This summary is based on the second quarter fiscal 2007 earnings call conducted by McDermott International Inc. (MDR: chart) on August 8, 2007.
Management:
Chairman of the Board and CEO: Bruce W. Wilkinson
Sr. VP and CFO: Michael S. Taff
VP of IR: John E. Roueche
Key Investors Issues
- Earnings per share rose by 200% from 41 cents in the prior year to $1.31.
- Net income was increased from $47 million in 2006 to $149.4 million.
- Revenues were up 35% from a year ago to $1.42 billion.
- Credit ratings by major rating agencies upgraded.
- A two-for-one stock split was approved by the board.
Second Quarter Highlights
- Net income was $149.4 million, or $1.31 per diluted share, up from $47 million, or 41 cents per share in 2006 due to improved results at Offshore Oil and Gas Construction and Power Generation segments.
- Revenues exceeded $1.4 billion, up 35% from $1.05 billion in the prior year as a result of a 45% increase from Offshore Oil and Gas Construction, and a 37% increase at Power Generation.
- Operating income rose by $69 million from 2006 to $181.8 million, due to increases of $25.6 million, and $50.1 million from Offshore Oil and Power Generation respectively.
- Growth in unallocated corporate expenses by $5.5 million from the prior year to $14.3 million was attributed to higher stock-based compensation expenses.
- Other income generated amounted to $9.5 million compared to other expense of $50.7 million a year ago due to a $49 million loss on the early retirement of debt in 2006.
- Net interest income and expense improved by $5.1 million, as a result of lower levels of debt and higher amounts of cash and investments.
Segment Performance Highlights
Offshore Oil and Gas Construction (J. Ray''s)
- Income rose from $65.5 million in 2006 to $91.1 million.

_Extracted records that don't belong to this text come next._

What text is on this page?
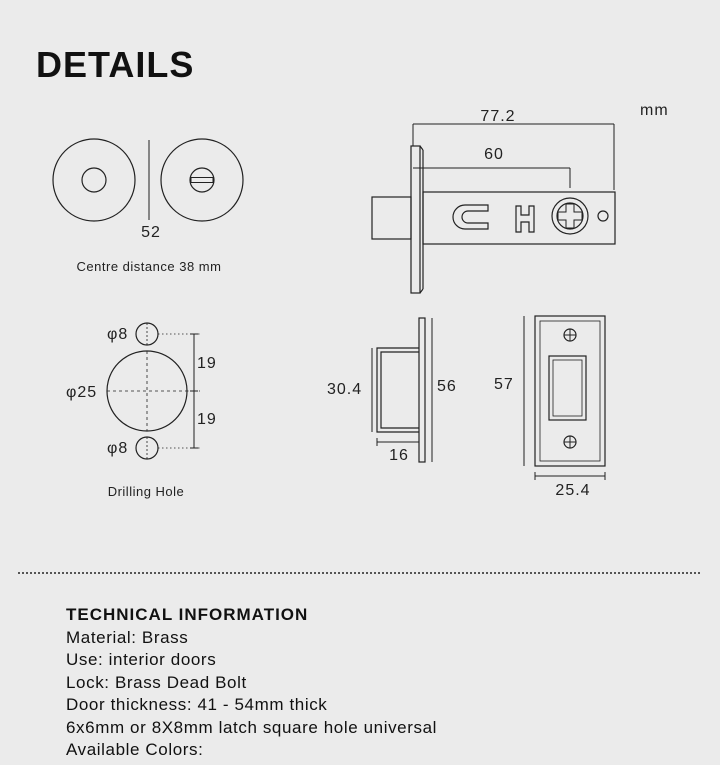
DETAILS
mm
52
Centre distance 38 mm
φ8
φ25
φ8
19
19
Drilling Hole
77.2
60
30.4	56
16
57
25.4
TECHNICAL INFORMATION
Material: Brass
Use: interior doors
Lock: Brass Dead Bolt
Door thickness: 41 - 54mm thick
6x6mm or 8X8mm latch square hole universal
Available Colors:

- Revenues grew to $580 million, up 45% versus a year ago though this was below expectation due to delays in completion of some projects.
All key regions contributed to improvement, led by increased activities in the Asia-Pacific region reporting over $100 million in new awards.
- Morgan City contributed positive results for the second consecutive quarter.
- Project closeouts, including change orders and settlements, amounted to $20 million, up 300% from $5 million in the prior year.
-
J. Ray''s: results included $21 million in profit that had been previously deferred in prior years on a project known as Dolphin giving a 15.9% operating margin.
- Bookings amounted to $1 billion, bringing backlog to $4.6 billion.
- Worldwide bids outstanding remain strong at $3.2 billion.
Fabrication utilization remained strong, at over 150% of its standard, led by substantial activity in the Asia-Pacific and Middle East markets.
- Major project was the Poinsettia project in Trinidad led by Fluor.
- The company was also awarded the long-term agreement from Saudi Aramco with proceeds expected to run into several hundred million dollars.
- The asset purchase of Secunda International, including 14 multifunctional vessels was concluded for $260 million in cash.
Government Operations Segment
- Income fell to $29.7 million from $30.8 million last year as a result of a $1.1 million gain on an asset sale recognized in 2006.
- Revenues remained steady at $168 million.
- The acquisition of Marine Mechanical Corporation (MMC) was concluded at $75 million and its integration is ongoing.
Bidding is ongoing in the UK for the Sellafield, and Atomic Weapons Establishment projects:
- The Sellafield project in partnership with Bechtel and Serco, is likely to be awarded in 2008, whereas AWE expected in late 2007.
- A commercial nuclear manufacturing project for USEC, or US Enrichment Corporation was awarded during the quarter and BWXT will be manufacturing the centrifuges.